C’est à Milan, ville pivot, qu’ont eu lieu la plupart de ces études et les premières auto-expérimentations et tentatives thérapeutiques. Les grands noms du corps médical de l’époque y ont pris part, suite au travail de Carlo Erba, pharmacien à Milan et fondateur de la multinationale pharmaceutique qui porte encore son nom (en italien « erba » signifie herbe). En 1854, il y avait déjà bien 5 pharmacies à Milan qui vendaient des préparations à base de Cannabis indica. Et en 1887, à Naples, le médecin Raffaele Valieri expérimentait sur les patients d’un hôpital ses préparations à base de Cannabis.

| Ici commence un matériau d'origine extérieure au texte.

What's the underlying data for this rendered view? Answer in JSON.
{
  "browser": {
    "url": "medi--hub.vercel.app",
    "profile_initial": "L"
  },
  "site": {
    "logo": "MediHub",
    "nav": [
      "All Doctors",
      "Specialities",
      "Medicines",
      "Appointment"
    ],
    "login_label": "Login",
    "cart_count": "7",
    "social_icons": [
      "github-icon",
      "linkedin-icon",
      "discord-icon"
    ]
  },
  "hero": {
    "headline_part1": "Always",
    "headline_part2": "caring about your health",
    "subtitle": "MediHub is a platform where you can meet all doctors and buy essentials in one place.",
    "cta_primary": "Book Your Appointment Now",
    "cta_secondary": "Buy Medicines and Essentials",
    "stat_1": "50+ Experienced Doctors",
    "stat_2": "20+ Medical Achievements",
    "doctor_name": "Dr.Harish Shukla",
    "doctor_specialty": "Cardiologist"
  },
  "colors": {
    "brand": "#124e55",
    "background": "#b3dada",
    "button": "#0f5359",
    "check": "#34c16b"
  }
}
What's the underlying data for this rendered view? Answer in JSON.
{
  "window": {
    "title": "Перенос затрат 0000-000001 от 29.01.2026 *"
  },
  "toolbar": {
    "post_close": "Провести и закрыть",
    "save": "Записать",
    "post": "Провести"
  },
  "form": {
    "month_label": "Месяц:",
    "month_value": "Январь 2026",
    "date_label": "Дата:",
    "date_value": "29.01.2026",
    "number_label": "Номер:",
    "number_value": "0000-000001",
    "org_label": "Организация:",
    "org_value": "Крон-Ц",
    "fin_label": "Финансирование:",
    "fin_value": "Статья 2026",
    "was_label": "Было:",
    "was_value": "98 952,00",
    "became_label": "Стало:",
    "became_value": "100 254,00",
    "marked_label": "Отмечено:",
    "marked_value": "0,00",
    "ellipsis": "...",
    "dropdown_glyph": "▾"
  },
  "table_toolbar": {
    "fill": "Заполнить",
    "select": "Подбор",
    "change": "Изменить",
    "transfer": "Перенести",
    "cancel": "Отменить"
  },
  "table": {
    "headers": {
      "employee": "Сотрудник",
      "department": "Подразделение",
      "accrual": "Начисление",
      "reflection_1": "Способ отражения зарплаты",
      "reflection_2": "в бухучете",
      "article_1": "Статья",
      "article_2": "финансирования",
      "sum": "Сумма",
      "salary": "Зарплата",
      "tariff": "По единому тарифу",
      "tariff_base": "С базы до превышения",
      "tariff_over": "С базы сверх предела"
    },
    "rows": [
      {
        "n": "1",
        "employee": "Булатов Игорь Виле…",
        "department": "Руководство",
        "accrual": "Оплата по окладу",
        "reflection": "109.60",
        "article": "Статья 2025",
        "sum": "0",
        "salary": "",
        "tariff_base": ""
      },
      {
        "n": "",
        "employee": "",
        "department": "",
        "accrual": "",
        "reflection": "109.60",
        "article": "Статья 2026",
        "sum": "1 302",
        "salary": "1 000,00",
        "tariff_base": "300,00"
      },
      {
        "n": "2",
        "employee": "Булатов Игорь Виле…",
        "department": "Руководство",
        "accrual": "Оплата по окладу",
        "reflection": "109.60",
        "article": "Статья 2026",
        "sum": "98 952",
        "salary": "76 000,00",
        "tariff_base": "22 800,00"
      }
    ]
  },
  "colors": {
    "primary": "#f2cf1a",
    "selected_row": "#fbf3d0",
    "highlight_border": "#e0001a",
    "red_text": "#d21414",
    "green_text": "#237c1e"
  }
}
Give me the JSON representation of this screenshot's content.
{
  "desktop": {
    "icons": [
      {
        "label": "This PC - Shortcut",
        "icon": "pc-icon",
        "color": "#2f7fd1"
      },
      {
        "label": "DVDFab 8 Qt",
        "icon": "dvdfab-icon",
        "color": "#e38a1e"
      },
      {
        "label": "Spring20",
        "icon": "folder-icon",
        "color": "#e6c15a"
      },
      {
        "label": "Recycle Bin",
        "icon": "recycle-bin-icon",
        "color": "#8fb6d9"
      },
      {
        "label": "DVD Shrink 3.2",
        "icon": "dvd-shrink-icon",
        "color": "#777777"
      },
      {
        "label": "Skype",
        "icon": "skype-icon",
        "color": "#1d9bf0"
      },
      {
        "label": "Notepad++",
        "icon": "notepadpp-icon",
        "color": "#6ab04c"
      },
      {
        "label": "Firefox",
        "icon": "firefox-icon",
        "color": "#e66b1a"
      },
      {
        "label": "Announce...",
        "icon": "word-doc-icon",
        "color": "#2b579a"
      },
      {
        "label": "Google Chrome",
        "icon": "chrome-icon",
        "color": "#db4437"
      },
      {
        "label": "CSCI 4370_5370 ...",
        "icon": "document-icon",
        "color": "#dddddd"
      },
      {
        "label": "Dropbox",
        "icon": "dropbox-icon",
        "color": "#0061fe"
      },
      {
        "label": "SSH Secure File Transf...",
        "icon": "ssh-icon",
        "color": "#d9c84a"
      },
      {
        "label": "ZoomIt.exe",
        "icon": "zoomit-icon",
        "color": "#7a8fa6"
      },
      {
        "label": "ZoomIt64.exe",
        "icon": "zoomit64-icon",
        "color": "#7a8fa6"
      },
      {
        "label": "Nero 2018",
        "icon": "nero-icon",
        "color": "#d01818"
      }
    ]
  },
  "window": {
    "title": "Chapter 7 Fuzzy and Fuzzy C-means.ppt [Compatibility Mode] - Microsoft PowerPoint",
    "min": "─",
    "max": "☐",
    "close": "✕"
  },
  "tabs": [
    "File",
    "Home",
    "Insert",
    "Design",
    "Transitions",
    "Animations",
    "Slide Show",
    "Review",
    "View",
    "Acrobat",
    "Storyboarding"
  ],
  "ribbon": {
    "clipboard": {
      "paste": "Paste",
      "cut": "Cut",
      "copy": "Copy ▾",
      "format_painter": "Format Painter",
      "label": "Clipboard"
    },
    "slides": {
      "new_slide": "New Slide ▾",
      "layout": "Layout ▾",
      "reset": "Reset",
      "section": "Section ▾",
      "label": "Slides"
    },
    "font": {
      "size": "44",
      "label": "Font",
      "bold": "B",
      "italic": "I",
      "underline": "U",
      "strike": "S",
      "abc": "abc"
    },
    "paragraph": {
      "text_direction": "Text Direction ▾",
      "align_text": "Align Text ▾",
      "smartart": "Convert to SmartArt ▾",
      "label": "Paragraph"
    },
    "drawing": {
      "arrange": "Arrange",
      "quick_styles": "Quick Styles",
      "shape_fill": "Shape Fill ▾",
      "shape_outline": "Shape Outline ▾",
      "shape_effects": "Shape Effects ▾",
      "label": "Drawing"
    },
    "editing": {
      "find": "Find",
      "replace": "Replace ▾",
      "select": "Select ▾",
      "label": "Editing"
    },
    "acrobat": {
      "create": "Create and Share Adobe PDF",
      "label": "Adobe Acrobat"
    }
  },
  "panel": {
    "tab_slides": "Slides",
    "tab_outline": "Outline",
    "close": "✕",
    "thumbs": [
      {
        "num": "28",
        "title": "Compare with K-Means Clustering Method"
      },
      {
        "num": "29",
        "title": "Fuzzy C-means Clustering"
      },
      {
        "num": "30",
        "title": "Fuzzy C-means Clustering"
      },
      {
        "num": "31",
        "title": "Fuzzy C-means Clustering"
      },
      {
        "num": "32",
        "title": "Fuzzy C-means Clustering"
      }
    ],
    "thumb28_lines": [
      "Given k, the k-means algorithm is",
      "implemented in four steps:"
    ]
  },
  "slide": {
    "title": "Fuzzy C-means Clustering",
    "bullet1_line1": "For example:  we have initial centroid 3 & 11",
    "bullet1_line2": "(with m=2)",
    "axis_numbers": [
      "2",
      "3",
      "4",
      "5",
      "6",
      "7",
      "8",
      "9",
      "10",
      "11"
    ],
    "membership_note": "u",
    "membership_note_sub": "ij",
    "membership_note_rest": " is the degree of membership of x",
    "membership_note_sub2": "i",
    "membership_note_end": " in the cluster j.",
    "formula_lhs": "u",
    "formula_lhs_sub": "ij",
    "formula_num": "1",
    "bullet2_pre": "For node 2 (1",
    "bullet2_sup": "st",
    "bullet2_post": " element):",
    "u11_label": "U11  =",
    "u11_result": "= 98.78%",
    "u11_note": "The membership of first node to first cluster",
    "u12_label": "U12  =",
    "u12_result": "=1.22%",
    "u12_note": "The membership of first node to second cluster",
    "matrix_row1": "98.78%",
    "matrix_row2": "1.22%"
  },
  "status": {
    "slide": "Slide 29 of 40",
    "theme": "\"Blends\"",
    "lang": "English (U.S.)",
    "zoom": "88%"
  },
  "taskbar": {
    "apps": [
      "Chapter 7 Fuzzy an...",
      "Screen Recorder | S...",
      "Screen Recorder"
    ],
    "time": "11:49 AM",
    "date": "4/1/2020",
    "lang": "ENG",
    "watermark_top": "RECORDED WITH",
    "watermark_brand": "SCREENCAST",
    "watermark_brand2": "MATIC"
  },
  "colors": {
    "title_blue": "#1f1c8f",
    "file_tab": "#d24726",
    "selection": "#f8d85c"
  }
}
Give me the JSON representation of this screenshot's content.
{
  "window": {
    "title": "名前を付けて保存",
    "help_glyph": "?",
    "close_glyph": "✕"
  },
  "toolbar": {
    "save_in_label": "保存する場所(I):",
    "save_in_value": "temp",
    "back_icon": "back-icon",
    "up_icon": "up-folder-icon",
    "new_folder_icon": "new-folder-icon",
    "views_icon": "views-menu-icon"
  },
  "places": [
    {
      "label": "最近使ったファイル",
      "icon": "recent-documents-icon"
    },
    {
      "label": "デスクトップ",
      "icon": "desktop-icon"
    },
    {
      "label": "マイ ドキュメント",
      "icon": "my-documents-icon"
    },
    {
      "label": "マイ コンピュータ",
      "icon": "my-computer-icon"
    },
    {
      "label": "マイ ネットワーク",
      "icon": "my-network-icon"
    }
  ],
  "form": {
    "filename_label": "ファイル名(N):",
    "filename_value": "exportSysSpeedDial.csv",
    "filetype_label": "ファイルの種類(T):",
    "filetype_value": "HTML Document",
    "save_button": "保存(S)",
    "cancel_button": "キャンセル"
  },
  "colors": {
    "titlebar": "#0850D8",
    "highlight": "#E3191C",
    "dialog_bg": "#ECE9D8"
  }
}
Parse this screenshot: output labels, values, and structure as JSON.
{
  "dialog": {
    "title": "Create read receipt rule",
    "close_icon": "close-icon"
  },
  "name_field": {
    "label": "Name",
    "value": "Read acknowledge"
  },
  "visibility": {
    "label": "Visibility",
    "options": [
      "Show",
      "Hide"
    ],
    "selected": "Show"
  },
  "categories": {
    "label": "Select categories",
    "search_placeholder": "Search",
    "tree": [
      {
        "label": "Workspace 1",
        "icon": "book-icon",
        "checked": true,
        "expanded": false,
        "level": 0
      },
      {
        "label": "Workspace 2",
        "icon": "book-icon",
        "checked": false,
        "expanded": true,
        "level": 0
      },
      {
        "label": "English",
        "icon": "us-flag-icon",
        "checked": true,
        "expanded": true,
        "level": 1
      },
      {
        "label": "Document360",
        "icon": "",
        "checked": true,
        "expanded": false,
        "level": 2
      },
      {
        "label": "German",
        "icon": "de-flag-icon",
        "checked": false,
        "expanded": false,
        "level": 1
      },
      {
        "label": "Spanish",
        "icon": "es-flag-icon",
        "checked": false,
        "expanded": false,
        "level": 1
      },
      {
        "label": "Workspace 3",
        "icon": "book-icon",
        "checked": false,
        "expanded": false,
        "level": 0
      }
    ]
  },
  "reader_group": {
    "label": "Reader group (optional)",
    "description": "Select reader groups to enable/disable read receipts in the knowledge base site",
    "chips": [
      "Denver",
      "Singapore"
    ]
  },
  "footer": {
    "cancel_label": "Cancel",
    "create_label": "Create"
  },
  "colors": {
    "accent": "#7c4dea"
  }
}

Pharmacie Carlo Erba 21, Piazza del Duomo – Milan

Aujourd’hui, toute la littérature relative à ces études est rassemblée dans ce livre de Samorini et publiée pour la première fois depuis qu’une loi de 1923, sur le contrôle des drogues, ait mit fin aux expérimentations avec le cannabis en Italie. La partie intéressante du livre concerne la publication intégrale des auto-expérimentations des médecins qui prenaient eux-mêmes par voie orale les préparations à base de cannabis. Dans les textes transparaît tout l’enthousiasme, l’espoir et aussi la panique et ses effets comiques (comme la peur de s’empoisonner car ils utilisaient des quantités incroyables de haschich) des médecins, qui ensuite faisaient des essais sur leurs patients affectés des maladies les plus disparates, que ce soit physiques ou mentales. Ces expérimentations n’ont pas toujours été couronnées de succès, pourtant le cannabis démontrait des qualités médicales que l’on trouvait déjà dans les herbiers médiévaux.

En annexe, le livre présente quelques recettes thérapeutiques à l’usage de ceux qui veulent essayer la qualité et les bienfaits des expérimentations des médecins italiens.

Ce livre est important car il reconstruit un morceau de l’histoire cachée de la médecine italienne et de l’histoire sociale de l’usage du cannabis, comme on le voit à la lecture des textes des médecins et pharmaciens italiens qui se sont consacrés à l’usage du cannabis. Le problème de savoir qu’ils utilisaient une substance psychotrope, une “drogue”, ne se pose pas. Par l’expérimentation et la recherche, ils cherchaient la possibilité d’appliquer les propriétés de cette plante qui, aujourd’hui au seuil du 3e millénaire, est encore méprisée alors qu’au contraire elle pourrait être d’une grande utilité. Ce n’est pas par hasard si Samorini dédie son livre à la classe médicale italienne et, ajoutons, à tous les médecins afin qu’ils sachent encore utiliser la médecine comme une aide et non comme un moyen de s’enrichir avec la complicité des laboratoires pharmaceutiques, qui produisent continuellement des médicaments inutiles et nocifs pour la santé. Une simple plante pourrait briser le monopole des multinationales de la pharmacie, notre époque a cultivé l’irrationalité et l’intolérance au point que beaucoup de pays “évolués” et “civilisés” ont des lois qui interdisent une plante millénaire ! Ce livre invite à une réflexion à travers la connaissance du cannabis, pour une information et un usage correct des substances psychotropes.

L’erba di Carlo Erba, Giorgio Samorini – Edtions Nautilus. 176 pages, illustré.